My idea would be to do the same with a simple module, but I don’t quite know how to test it. How did the guys from Elixir team test their implementations? By using FakeImplementors? Mox? There has to be a way.

Elixir also uses a module created just for testing: https://github.com/elixir-lang/elixir/blob/7f4756d401a4e59f531484f96990f710d41be540/lib/elixir/test/elixir/agent_test.exs#L16-L36

I mean that’s in the end exactly what you want to make sure works: Using it in another module. It’s easy to do so why not test it that way?

What ton is this? I’m not aware of a single one…


edit

Took a look at the source code, GenServer does not put anything into your module, except for the child_spec and the default callback implementations:

They don’t test behaviour definitions in Elixir, they only test the actual implementations. For example, they have a Calendar behaviour, but they only test the different calendars themselves, not the behaviour on its own using a fake implemenation or something. IMHO this is the right thing to do. Test the implementations, not the behaviour.

How do you know if handle_call is correctly implemented)? Child_spec? ( how would you test them? )
You automatically include them in your code when you use the GenServer. These functions are tested, right?

This is what I am trying to understand. Is it only possible to test functions inside macros by using a FakeImplementor? If so, Wouldn’t it be better to use moxx ?


PS: I do agree with the overall notion that one should extract the function out of the macro and into the behaviour, but I am trying to understand how one would test functions inside macros.

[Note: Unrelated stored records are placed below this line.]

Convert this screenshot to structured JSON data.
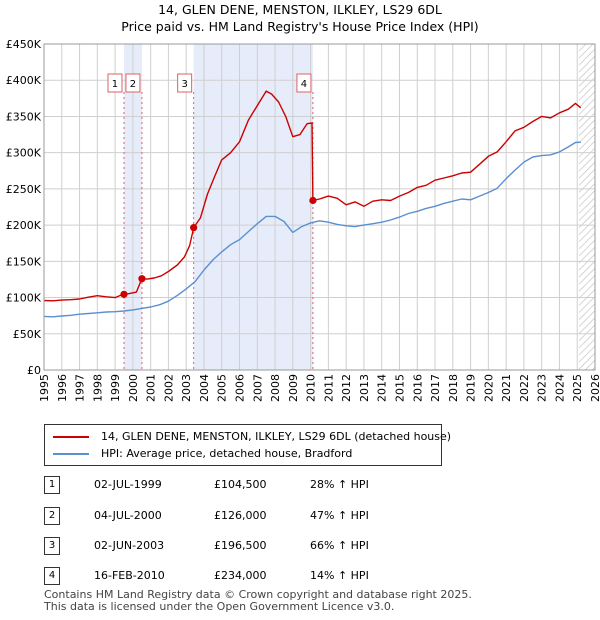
{
  "title": "14, GLEN DENE, MENSTON, ILKLEY, LS29 6DL",
  "subtitle": "Price paid vs. HM Land Registry's House Price Index (HPI)",
  "colors": {
    "price": "#cc0000",
    "hpi": "#5b8fd0",
    "shade": "#e6ecf9",
    "vline": "#e06060",
    "grid": "#cfcfcf",
    "future_hatch": "#c8c8c8"
  },
  "chart_data": {
    "type": "line",
    "title": "14, GLEN DENE, MENSTON, ILKLEY, LS29 6DL",
    "subtitle": "Price paid vs. HM Land Registry's House Price Index (HPI)",
    "xlim": [
      1995,
      2026
    ],
    "ylim": [
      0,
      450000
    ],
    "x_ticks": [
      1995,
      1996,
      1997,
      1998,
      1999,
      2000,
      2001,
      2002,
      2003,
      2004,
      2005,
      2006,
      2007,
      2008,
      2009,
      2010,
      2011,
      2012,
      2013,
      2014,
      2015,
      2016,
      2017,
      2018,
      2019,
      2020,
      2021,
      2022,
      2023,
      2024,
      2025,
      2026
    ],
    "y_ticks": [
      {
        "value": 0,
        "label": "£0"
      },
      {
        "value": 50000,
        "label": "£50K"
      },
      {
        "value": 100000,
        "label": "£100K"
      },
      {
        "value": 150000,
        "label": "£150K"
      },
      {
        "value": 200000,
        "label": "£200K"
      },
      {
        "value": 250000,
        "label": "£250K"
      },
      {
        "value": 300000,
        "label": "£300K"
      },
      {
        "value": 350000,
        "label": "£350K"
      },
      {
        "value": 400000,
        "label": "£400K"
      },
      {
        "value": 450000,
        "label": "£450K"
      }
    ],
    "shaded_ranges": [
      [
        1999.5,
        2000.51
      ],
      [
        2003.42,
        2010.13
      ]
    ],
    "future_from": 2025.1,
    "series": [
      {
        "name": "14, GLEN DENE, MENSTON, ILKLEY, LS29 6DL (detached house)",
        "color": "#cc0000",
        "points": [
          [
            1995.0,
            96000
          ],
          [
            1995.5,
            95500
          ],
          [
            1996.0,
            96500
          ],
          [
            1996.5,
            97000
          ],
          [
            1997.0,
            98000
          ],
          [
            1997.5,
            100500
          ],
          [
            1998.0,
            102500
          ],
          [
            1998.5,
            101000
          ],
          [
            1999.0,
            100000
          ],
          [
            1999.3,
            103000
          ],
          [
            1999.5,
            104500
          ],
          [
            1999.8,
            105500
          ],
          [
            2000.2,
            107500
          ],
          [
            2000.5,
            126000
          ],
          [
            2000.8,
            125500
          ],
          [
            2001.2,
            127000
          ],
          [
            2001.6,
            130000
          ],
          [
            2002.0,
            136000
          ],
          [
            2002.5,
            145000
          ],
          [
            2002.9,
            156000
          ],
          [
            2003.2,
            172000
          ],
          [
            2003.42,
            196500
          ],
          [
            2003.8,
            210000
          ],
          [
            2004.2,
            243000
          ],
          [
            2004.6,
            267000
          ],
          [
            2005.0,
            290000
          ],
          [
            2005.5,
            300000
          ],
          [
            2006.0,
            315000
          ],
          [
            2006.5,
            345000
          ],
          [
            2007.0,
            365000
          ],
          [
            2007.5,
            385000
          ],
          [
            2007.8,
            381000
          ],
          [
            2008.2,
            370000
          ],
          [
            2008.6,
            350000
          ],
          [
            2009.0,
            322000
          ],
          [
            2009.4,
            325000
          ],
          [
            2009.8,
            340000
          ],
          [
            2010.08,
            341000
          ],
          [
            2010.13,
            234000
          ],
          [
            2010.5,
            236000
          ],
          [
            2011.0,
            240000
          ],
          [
            2011.5,
            237000
          ],
          [
            2012.0,
            228000
          ],
          [
            2012.5,
            232000
          ],
          [
            2013.0,
            226000
          ],
          [
            2013.5,
            233000
          ],
          [
            2014.0,
            235000
          ],
          [
            2014.5,
            234000
          ],
          [
            2015.0,
            240000
          ],
          [
            2015.5,
            245000
          ],
          [
            2016.0,
            252000
          ],
          [
            2016.5,
            255000
          ],
          [
            2017.0,
            262000
          ],
          [
            2017.5,
            265000
          ],
          [
            2018.0,
            268000
          ],
          [
            2018.5,
            272000
          ],
          [
            2019.0,
            273000
          ],
          [
            2019.5,
            284000
          ],
          [
            2020.0,
            295000
          ],
          [
            2020.5,
            301000
          ],
          [
            2021.0,
            315000
          ],
          [
            2021.5,
            330000
          ],
          [
            2022.0,
            335000
          ],
          [
            2022.5,
            343000
          ],
          [
            2023.0,
            350000
          ],
          [
            2023.5,
            348000
          ],
          [
            2024.0,
            355000
          ],
          [
            2024.5,
            360000
          ],
          [
            2024.9,
            368000
          ],
          [
            2025.2,
            362000
          ]
        ]
      },
      {
        "name": "HPI: Average price, detached house, Bradford",
        "color": "#5b8fd0",
        "points": [
          [
            1995.0,
            74000
          ],
          [
            1995.5,
            73500
          ],
          [
            1996.0,
            74500
          ],
          [
            1996.5,
            75500
          ],
          [
            1997.0,
            77000
          ],
          [
            1997.5,
            78000
          ],
          [
            1998.0,
            79000
          ],
          [
            1998.5,
            80000
          ],
          [
            1999.0,
            80500
          ],
          [
            1999.5,
            81500
          ],
          [
            2000.0,
            83000
          ],
          [
            2000.5,
            85000
          ],
          [
            2001.0,
            87000
          ],
          [
            2001.5,
            90000
          ],
          [
            2002.0,
            95000
          ],
          [
            2002.5,
            103000
          ],
          [
            2003.0,
            112000
          ],
          [
            2003.5,
            122000
          ],
          [
            2004.0,
            138000
          ],
          [
            2004.5,
            152000
          ],
          [
            2005.0,
            163000
          ],
          [
            2005.5,
            173000
          ],
          [
            2006.0,
            180000
          ],
          [
            2006.5,
            191000
          ],
          [
            2007.0,
            202000
          ],
          [
            2007.5,
            212000
          ],
          [
            2008.0,
            212000
          ],
          [
            2008.5,
            205000
          ],
          [
            2009.0,
            190000
          ],
          [
            2009.5,
            198000
          ],
          [
            2010.0,
            203000
          ],
          [
            2010.5,
            206000
          ],
          [
            2011.0,
            204000
          ],
          [
            2011.5,
            201000
          ],
          [
            2012.0,
            199000
          ],
          [
            2012.5,
            198000
          ],
          [
            2013.0,
            200000
          ],
          [
            2013.5,
            202000
          ],
          [
            2014.0,
            204000
          ],
          [
            2014.5,
            207000
          ],
          [
            2015.0,
            211000
          ],
          [
            2015.5,
            216000
          ],
          [
            2016.0,
            219000
          ],
          [
            2016.5,
            223000
          ],
          [
            2017.0,
            226000
          ],
          [
            2017.5,
            230000
          ],
          [
            2018.0,
            233000
          ],
          [
            2018.5,
            236000
          ],
          [
            2019.0,
            235000
          ],
          [
            2019.5,
            240000
          ],
          [
            2020.0,
            245000
          ],
          [
            2020.5,
            251000
          ],
          [
            2021.0,
            264000
          ],
          [
            2021.5,
            276000
          ],
          [
            2022.0,
            287000
          ],
          [
            2022.5,
            294000
          ],
          [
            2023.0,
            296000
          ],
          [
            2023.5,
            297000
          ],
          [
            2024.0,
            301000
          ],
          [
            2024.5,
            308000
          ],
          [
            2024.9,
            314000
          ],
          [
            2025.2,
            314500
          ]
        ]
      }
    ],
    "markers": [
      {
        "label": "1",
        "x": 1999.5,
        "y": 104500
      },
      {
        "label": "2",
        "x": 2000.51,
        "y": 126000
      },
      {
        "label": "3",
        "x": 2003.42,
        "y": 196500
      },
      {
        "label": "4",
        "x": 2010.13,
        "y": 234000
      }
    ]
  },
  "legend": [
    {
      "label": "14, GLEN DENE, MENSTON, ILKLEY, LS29 6DL (detached house)",
      "color": "#cc0000"
    },
    {
      "label": "HPI: Average price, detached house, Bradford",
      "color": "#5b8fd0"
    }
  ],
  "transactions": [
    {
      "num": "1",
      "date": "02-JUL-1999",
      "price": "£104,500",
      "hpi": "28% ↑ HPI"
    },
    {
      "num": "2",
      "date": "04-JUL-2000",
      "price": "£126,000",
      "hpi": "47% ↑ HPI"
    },
    {
      "num": "3",
      "date": "02-JUN-2003",
      "price": "£196,500",
      "hpi": "66% ↑ HPI"
    },
    {
      "num": "4",
      "date": "16-FEB-2010",
      "price": "£234,000",
      "hpi": "14% ↑ HPI"
    }
  ],
  "footer": {
    "line1": "Contains HM Land Registry data © Crown copyright and database right 2025.",
    "line2": "This data is licensed under the Open Government Licence v3.0."
  }
}
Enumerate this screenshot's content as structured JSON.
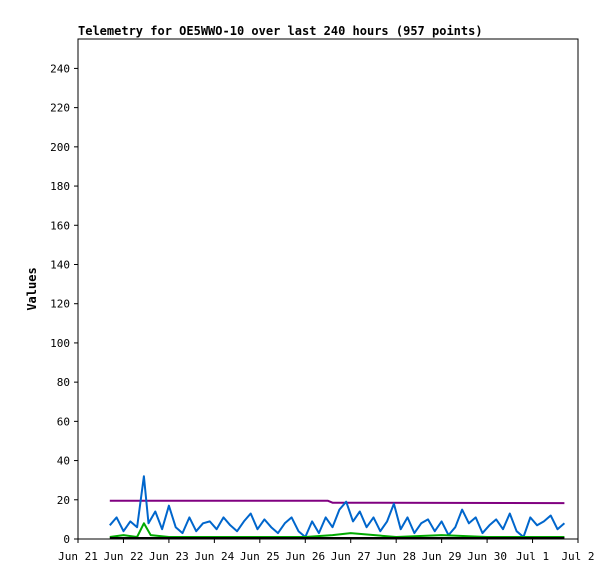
{
  "chart_data": {
    "type": "line",
    "title": "Telemetry for OE5WWO-10 over last 240 hours (957 points)",
    "xlabel": "",
    "ylabel": "Values",
    "ylim": [
      0,
      255
    ],
    "yticks": [
      0,
      20,
      40,
      60,
      80,
      100,
      120,
      140,
      160,
      180,
      200,
      220,
      240
    ],
    "xlim": [
      "Jun 21",
      "Jul 2"
    ],
    "xticks": [
      "Jun 21",
      "Jun 22",
      "Jun 23",
      "Jun 24",
      "Jun 25",
      "Jun 26",
      "Jun 27",
      "Jun 28",
      "Jun 29",
      "Jun 30",
      "Jul 1",
      "Jul 2"
    ],
    "grid": false,
    "legend": "none",
    "series": [
      {
        "color": "#800080",
        "x": [
          "Jun 21.7",
          "Jun 26.5",
          "Jun 26.6",
          "Jul 1.7"
        ],
        "values": [
          19.5,
          19.5,
          18.5,
          18.3
        ]
      },
      {
        "color": "#0066cc",
        "x": [
          "Jun 21.7",
          "Jun 21.85",
          "Jun 22.0",
          "Jun 22.15",
          "Jun 22.3",
          "Jun 22.45",
          "Jun 22.55",
          "Jun 22.7",
          "Jun 22.85",
          "Jun 23.0",
          "Jun 23.15",
          "Jun 23.3",
          "Jun 23.45",
          "Jun 23.6",
          "Jun 23.75",
          "Jun 23.9",
          "Jun 24.05",
          "Jun 24.2",
          "Jun 24.35",
          "Jun 24.5",
          "Jun 24.65",
          "Jun 24.8",
          "Jun 24.95",
          "Jun 25.1",
          "Jun 25.25",
          "Jun 25.4",
          "Jun 25.55",
          "Jun 25.7",
          "Jun 25.85",
          "Jun 26.0",
          "Jun 26.15",
          "Jun 26.3",
          "Jun 26.45",
          "Jun 26.6",
          "Jun 26.75",
          "Jun 26.9",
          "Jun 27.05",
          "Jun 27.2",
          "Jun 27.35",
          "Jun 27.5",
          "Jun 27.65",
          "Jun 27.8",
          "Jun 27.95",
          "Jun 28.1",
          "Jun 28.25",
          "Jun 28.4",
          "Jun 28.55",
          "Jun 28.7",
          "Jun 28.85",
          "Jun 29.0",
          "Jun 29.15",
          "Jun 29.3",
          "Jun 29.45",
          "Jun 29.6",
          "Jun 29.75",
          "Jun 29.9",
          "Jun 30.05",
          "Jun 30.2",
          "Jun 30.35",
          "Jun 30.5",
          "Jun 30.65",
          "Jun 30.8",
          "Jun 30.95",
          "Jul 1.1",
          "Jul 1.25",
          "Jul 1.4",
          "Jul 1.55",
          "Jul 1.7"
        ],
        "values": [
          7,
          11,
          4,
          9,
          6,
          32,
          8,
          14,
          5,
          17,
          6,
          3,
          11,
          4,
          8,
          9,
          5,
          11,
          7,
          4,
          9,
          13,
          5,
          10,
          6,
          3,
          8,
          11,
          4,
          1,
          9,
          3,
          11,
          6,
          15,
          19,
          9,
          14,
          6,
          11,
          4,
          9,
          18,
          5,
          11,
          3,
          8,
          10,
          4,
          9,
          2,
          6,
          15,
          8,
          11,
          3,
          7,
          10,
          5,
          13,
          4,
          1,
          11,
          7,
          9,
          12,
          5,
          8
        ]
      },
      {
        "color": "#00aa00",
        "x": [
          "Jun 21.7",
          "Jun 22.0",
          "Jun 22.3",
          "Jun 22.45",
          "Jun 22.6",
          "Jun 23.0",
          "Jun 24.0",
          "Jun 25.0",
          "Jun 26.0",
          "Jun 26.6",
          "Jun 27.0",
          "Jun 28.0",
          "Jun 29.0",
          "Jun 30.0",
          "Jul 1.0",
          "Jul 1.7"
        ],
        "values": [
          1,
          2,
          1,
          8,
          2,
          1,
          1,
          1,
          1,
          2,
          3,
          1,
          2,
          1,
          1,
          1
        ]
      },
      {
        "color": "#000000",
        "x": [
          "Jun 21.7",
          "Jul 1.7"
        ],
        "values": [
          0.5,
          0.5
        ]
      }
    ]
  }
}
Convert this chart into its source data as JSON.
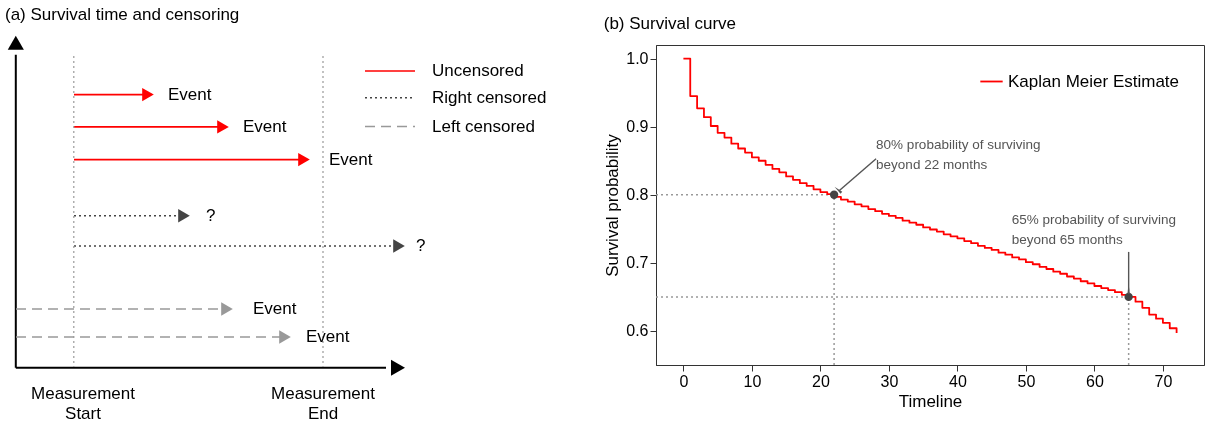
{
  "chart_data": [
    {
      "type": "other",
      "title": "(a) Survival time and censoring",
      "annotations": [
        "Event",
        "Event",
        "Event",
        "?",
        "?",
        "Event",
        "Event",
        "Uncensored",
        "Right censored",
        "Left censored",
        "Measurement\nStart",
        "Measurement\nEnd"
      ]
    },
    {
      "type": "step",
      "title": "(b) Survival curve",
      "xlabel": "Timeline",
      "ylabel": "Survival probability",
      "xlim": [
        -4,
        76
      ],
      "ylim": [
        0.55,
        1.02
      ],
      "xticks": [
        0,
        10,
        20,
        30,
        40,
        50,
        60,
        70
      ],
      "yticks": [
        0.6,
        0.7,
        0.8,
        0.9,
        {
          "value": 1.0,
          "label": "1.0"
        }
      ],
      "grid": false,
      "legend": "top right",
      "line_style": "solid",
      "series": [
        {
          "name": "Kaplan Meier Estimate",
          "color": "#ff0000",
          "x": [
            0,
            1,
            2,
            3,
            4,
            5,
            6,
            7,
            8,
            9,
            10,
            11,
            12,
            13,
            14,
            15,
            16,
            17,
            18,
            19,
            20,
            21,
            22,
            23,
            24,
            25,
            26,
            27,
            28,
            29,
            30,
            31,
            32,
            33,
            34,
            35,
            36,
            37,
            38,
            39,
            40,
            41,
            42,
            43,
            44,
            45,
            46,
            47,
            48,
            49,
            50,
            51,
            52,
            53,
            54,
            55,
            56,
            57,
            58,
            59,
            60,
            61,
            62,
            63,
            64,
            65,
            66,
            67,
            68,
            69,
            70,
            71,
            72
          ],
          "values": [
            1.0,
            0.945,
            0.927,
            0.914,
            0.901,
            0.891,
            0.884,
            0.875,
            0.868,
            0.862,
            0.855,
            0.85,
            0.844,
            0.838,
            0.833,
            0.827,
            0.822,
            0.817,
            0.813,
            0.808,
            0.804,
            0.801,
            0.797,
            0.793,
            0.79,
            0.786,
            0.783,
            0.779,
            0.776,
            0.772,
            0.769,
            0.766,
            0.762,
            0.759,
            0.756,
            0.752,
            0.749,
            0.746,
            0.742,
            0.739,
            0.736,
            0.732,
            0.729,
            0.725,
            0.722,
            0.719,
            0.715,
            0.712,
            0.708,
            0.705,
            0.701,
            0.698,
            0.694,
            0.691,
            0.687,
            0.684,
            0.68,
            0.677,
            0.673,
            0.67,
            0.666,
            0.663,
            0.66,
            0.657,
            0.653,
            0.65,
            0.643,
            0.634,
            0.624,
            0.618,
            0.612,
            0.604,
            0.597
          ]
        },
        {
          "type": "scatter",
          "marker": "circle",
          "color": "#444444",
          "x": [
            22,
            65
          ],
          "values": [
            0.8,
            0.65
          ]
        }
      ],
      "ref_lines": [
        {
          "axis": "y",
          "value": 0.8,
          "color": "#999999",
          "line_style": "dotted"
        },
        {
          "axis": "x",
          "value": 22,
          "color": "#999999",
          "line_style": "dotted"
        },
        {
          "axis": "y",
          "value": 0.65,
          "color": "#999999",
          "line_style": "dotted"
        },
        {
          "axis": "x",
          "value": 65,
          "color": "#999999",
          "line_style": "dotted"
        }
      ],
      "annotations": [
        {
          "text": "80% probability of surviving\nbeyond 22 months",
          "x": 22,
          "y": 0.8
        },
        {
          "text": "65% probability of surviving\nbeyond 65 months",
          "x": 65,
          "y": 0.65
        }
      ]
    }
  ]
}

The default implementations are not tested at all, they just logg if they were called to avoid a spilling message queue, as soon as you see such a message in production, you should implement a proper handler that deals with those messages. If you have at least one handle_X, the default one isn’t used any more and your GenServer would crash on an unknown message for that handler.

child_spec is probably not tested as well, it just returns a constant map and doesn’t change.

If at all you’d test the __using__ macro if it creates the child_spec function correctly, as you need to specify some things that child_spec shall return as an argument to the use.

1 Like

Alright. So what I get from this discussion is the following:

  1. One should avoid placing functions inside macros as much as possible
  2. Such functions can only be tested via FakeImplementators

My last question, is putting functions inside the use macro considered an anti-pattern in this community?
What are the cases one should and should not do it?

I am merely asking for online resources to read, since I failed to encounter any.

I’m not aware of the community opinion, but I hate everything that pollutes my namespace without giving me the option to surpress this polution.

I can cope with overridable default implementations, but for helper functions I prefer if they are in their own namespace.

But that is my personal opinion, the community might see it differently.